Seq-VCR: Preventing Collapse in Intermediate Transformer Representations for Enhanced Reasoning
Md Rifat Arefin, Gopeshh Subbaraj, Nicolas Gontier, Yann LeCun, Irina Rish, Ravid Shwartz-Ziv, Christopher Pal
TL;DR
This work identifies representation collapse in intermediate Transformer layers as a key bottleneck for multi-step arithmetic reasoning and introduces Sequential Variance-Covariance Regularization (Seq-VCR) to preserve representation diversity. By combining Seq-VCR with dummy pause tokens that mimic chain-of-thought without supervision, the method achieves strong reasoning performance, notably reaching 99.5% exact match on 5×5 multiplication and surpassing GPT-4 with five-shot CoT in some settings. Seq-VCR promotes high-variance, low-covariance intermediate representations, evidenced by higher layer entropy and improved learning dynamics, while also reducing inference time relative to explicit CoT. The approach yields significant gains on Arithmetic Expressions and LIS tasks, highlighting its potential as a robust,CoT-free mechanism to enhance transformer reasoning. These results underscore the importance of preventing intermediate-collapse and suggest broader applicability to diverse sequential reasoning problems.
Abstract
Decoder-only Transformers often struggle with complex reasoning tasks, particularly arithmetic reasoning requiring multiple sequential operations.

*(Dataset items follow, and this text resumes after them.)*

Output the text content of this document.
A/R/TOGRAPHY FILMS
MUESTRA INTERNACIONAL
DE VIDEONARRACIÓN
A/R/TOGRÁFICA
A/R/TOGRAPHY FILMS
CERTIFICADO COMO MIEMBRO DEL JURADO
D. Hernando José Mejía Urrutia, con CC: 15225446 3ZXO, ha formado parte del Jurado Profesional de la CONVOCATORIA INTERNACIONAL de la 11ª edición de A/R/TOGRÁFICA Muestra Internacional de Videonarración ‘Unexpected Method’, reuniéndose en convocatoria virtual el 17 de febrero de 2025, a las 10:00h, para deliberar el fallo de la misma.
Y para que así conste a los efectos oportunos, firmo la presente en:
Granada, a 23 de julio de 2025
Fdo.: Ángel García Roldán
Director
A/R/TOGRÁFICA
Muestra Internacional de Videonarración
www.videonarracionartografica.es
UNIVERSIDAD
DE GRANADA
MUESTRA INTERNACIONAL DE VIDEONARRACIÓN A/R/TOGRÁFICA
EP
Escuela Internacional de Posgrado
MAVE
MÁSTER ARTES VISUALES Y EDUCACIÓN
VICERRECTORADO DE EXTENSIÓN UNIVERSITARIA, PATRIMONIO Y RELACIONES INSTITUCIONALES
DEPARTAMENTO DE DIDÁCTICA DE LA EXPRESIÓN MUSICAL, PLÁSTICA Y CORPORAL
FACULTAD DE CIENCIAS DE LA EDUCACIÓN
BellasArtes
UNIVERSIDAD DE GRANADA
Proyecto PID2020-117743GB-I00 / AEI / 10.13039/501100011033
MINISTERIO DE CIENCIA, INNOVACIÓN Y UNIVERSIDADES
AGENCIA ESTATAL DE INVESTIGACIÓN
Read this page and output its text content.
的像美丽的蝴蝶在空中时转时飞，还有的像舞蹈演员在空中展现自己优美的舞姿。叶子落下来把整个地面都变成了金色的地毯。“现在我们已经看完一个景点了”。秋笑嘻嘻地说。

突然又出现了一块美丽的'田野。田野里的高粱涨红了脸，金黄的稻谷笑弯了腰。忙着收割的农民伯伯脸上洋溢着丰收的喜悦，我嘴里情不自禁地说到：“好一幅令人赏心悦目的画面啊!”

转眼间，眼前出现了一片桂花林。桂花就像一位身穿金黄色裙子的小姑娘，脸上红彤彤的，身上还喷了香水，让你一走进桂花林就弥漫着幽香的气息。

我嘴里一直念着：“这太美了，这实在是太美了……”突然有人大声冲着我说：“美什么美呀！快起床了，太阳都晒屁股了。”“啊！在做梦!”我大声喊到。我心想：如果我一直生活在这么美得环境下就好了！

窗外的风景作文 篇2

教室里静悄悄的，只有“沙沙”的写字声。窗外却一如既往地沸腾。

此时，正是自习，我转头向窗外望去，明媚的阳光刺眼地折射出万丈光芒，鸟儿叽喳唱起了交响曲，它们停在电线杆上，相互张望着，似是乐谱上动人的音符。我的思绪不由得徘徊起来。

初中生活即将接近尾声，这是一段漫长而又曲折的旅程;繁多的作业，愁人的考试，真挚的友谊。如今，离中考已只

In this work, we identify representation collapse in the model's intermediate layers as a key factor limiting their reasoning capabilities. To address this, we propose Sequential Variance-Covariance Regularization (Seq-VCR), which enhances the entropy of intermediate representations and prevents collapse. Combined with dummy pause tokens as substitutes for chain-of-thought (CoT) tokens, our method significantly improves performance in arithmetic reasoning problems. In the challenging $5 \times 5$ integer multiplication task, our approach achieves $99.5\%$ exact match accuracy, outperforming models of the same size (which yield $0\%$ accuracy) and GPT-4 with five-shot CoT prompting ($44\%$). We also demonstrate superior results on arithmetic expression and longest increasing subsequence (LIS) datasets. Our findings highlight the importance of preventing intermediate layer representation collapse to enhance the reasoning capabilities of Transformers and show that Seq-VCR offers an effective solution without requiring explicit CoT supervision.